Le droit de changer d’avis

Tu serais surpris de voir jusqu’où certaines personnes sont prêtes à aller, uniquement pour sauver les apparences.
J’ai toujours considéré que quelqu’un qui se trompe par ignorance peut être pardonné, alors que celui qui agit mal en toute conscience a bien moins d’excuses.
Et pourtant, de plus en plus de gens préfèrent maintenir une image parfaite, plutôt que de reconnaître une erreur ou d'admettre qu’ils ont changé d’avis.
On vit dans une époque où l’opinion des autres pèse plus lourd que ce qui est juste ou cohérent.

C’est aussi pour cette raison que je me méfie des jugements hâtifs envers ceux qui changent de discours ou d’opinion.
Tu me parleras de fiabilité — et dieu seul sait à quel point c’est une vertu importante pour moi.
Mais il faut aussi se souvenir que nous restons humains, donc faillibles, et que notre jugement peut évoluer.
Ce qui compte vraiment, à mes yeux, ce n’est pas de rester figé, mais d’assumer pleinement ses paroles passées :
Reconnaître qu’on s’est trompé.
Ou au minimum, ne pas renier ses propos sous prétexte qu’ils ne nous arrangent plus.

Je dis ça parce que je suis bien placé pour en parler.
J’ai moi-même cru dur comme fer à certaines choses, sans jamais envisager qu’un jour, ces convictions pourraient perdre de leur sens.
Et parfois, il aura suffi d’un autre contexte, d’une nouvelle expérience, ou d’une conversation pour que tout bascule.

Ce samedi, autour d’un bon petit repas avec mon ami de très longue date Franck, on parlait de nos multiples projets, tous plus ou moins liés à notre retour au Cameroun.
Il m’a soumis un sujet pour avoir mon avis — il paraît que je suis plutôt bon conseiller, surtout quand il s’agit des problèmes des autres (tu me diras, on est tous un peu comme ça, non ?).

Il s’agissait d’un sujet que je connaissais, mais sur lequel je m’étais volontairement abstenu de commenter jusque-là.
Et c’est là que le changement m’a sauté aux yeux.
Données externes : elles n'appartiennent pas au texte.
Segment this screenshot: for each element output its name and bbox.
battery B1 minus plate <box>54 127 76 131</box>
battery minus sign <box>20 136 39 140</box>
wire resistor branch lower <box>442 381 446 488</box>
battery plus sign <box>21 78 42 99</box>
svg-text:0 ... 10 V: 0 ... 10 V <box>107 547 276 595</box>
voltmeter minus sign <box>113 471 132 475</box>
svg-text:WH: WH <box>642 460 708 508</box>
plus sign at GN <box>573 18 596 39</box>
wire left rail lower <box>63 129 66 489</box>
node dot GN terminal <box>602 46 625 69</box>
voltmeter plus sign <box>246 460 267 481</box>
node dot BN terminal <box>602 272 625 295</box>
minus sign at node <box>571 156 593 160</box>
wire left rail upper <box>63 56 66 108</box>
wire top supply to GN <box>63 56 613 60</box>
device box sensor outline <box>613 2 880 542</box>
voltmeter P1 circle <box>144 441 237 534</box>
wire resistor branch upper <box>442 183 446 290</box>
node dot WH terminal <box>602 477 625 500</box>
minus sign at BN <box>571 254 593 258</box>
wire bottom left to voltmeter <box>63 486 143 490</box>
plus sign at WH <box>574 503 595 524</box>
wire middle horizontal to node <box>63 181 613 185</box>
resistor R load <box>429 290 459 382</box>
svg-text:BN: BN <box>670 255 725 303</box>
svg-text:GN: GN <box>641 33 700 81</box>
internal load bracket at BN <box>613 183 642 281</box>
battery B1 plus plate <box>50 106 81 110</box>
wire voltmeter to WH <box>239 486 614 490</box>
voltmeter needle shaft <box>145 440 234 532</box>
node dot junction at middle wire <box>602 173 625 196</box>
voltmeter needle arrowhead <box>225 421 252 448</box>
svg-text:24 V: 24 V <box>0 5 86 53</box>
Il fut un temps où, dès que je voyais quelque chose de bancal ou de potentiellement dangereux pour un proche, je donnais mon avis sans filtre.
Même quand on ne me le demandait pas.
Je pensais que c’était ça, être un vrai ami. Mais aujourd’hui, je ne suis plus aussi sûr.
Ce qui me paraissait évident à l’époque… ne l’est plus forcément maintenant.Mais aujourd’hui, je ne suis plus aussi sûr.
Ce qui me paraissait évident à l’époque… ne l’est plus forcément maintenant.

Et tu sais ce qui m’a aidé à faire ce pas de recul ?
La lecture d’un chapitre du livre Comment se faire des amis de Dale Carnegie.
Il y expliquait une chose toute simple : la meilleure façon d’avoir de l’influence sur quelqu’un, ce n’est pas de lui faire la leçon — c’est de lui donner l’envie de réfléchir par lui-même.
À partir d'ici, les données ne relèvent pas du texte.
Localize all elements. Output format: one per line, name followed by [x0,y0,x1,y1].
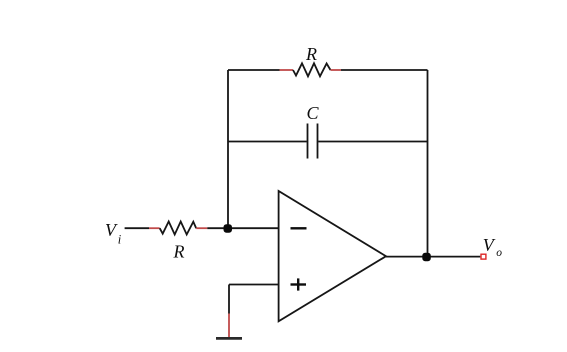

Il ajoutait même que critiquer quelqu’un, même avec de bonnes intentions, est souvent contre-productif.
La personne se braque. Elle se sent jugée.
Et au lieu d’écouter, elle se ferme.

Et là, j’ai repensé à toutes ces fois où j’ai voulu "aider" un ami en lui disant crûment ce que je pensais.
Avec le recul, je me rends compte que ce n’était pas toujours la meilleure façon.
Parfois, il vaut mieux laisser l’autre vivre son expérience, poser des questions, accompagner… plutôt que d’imposer sa vérité.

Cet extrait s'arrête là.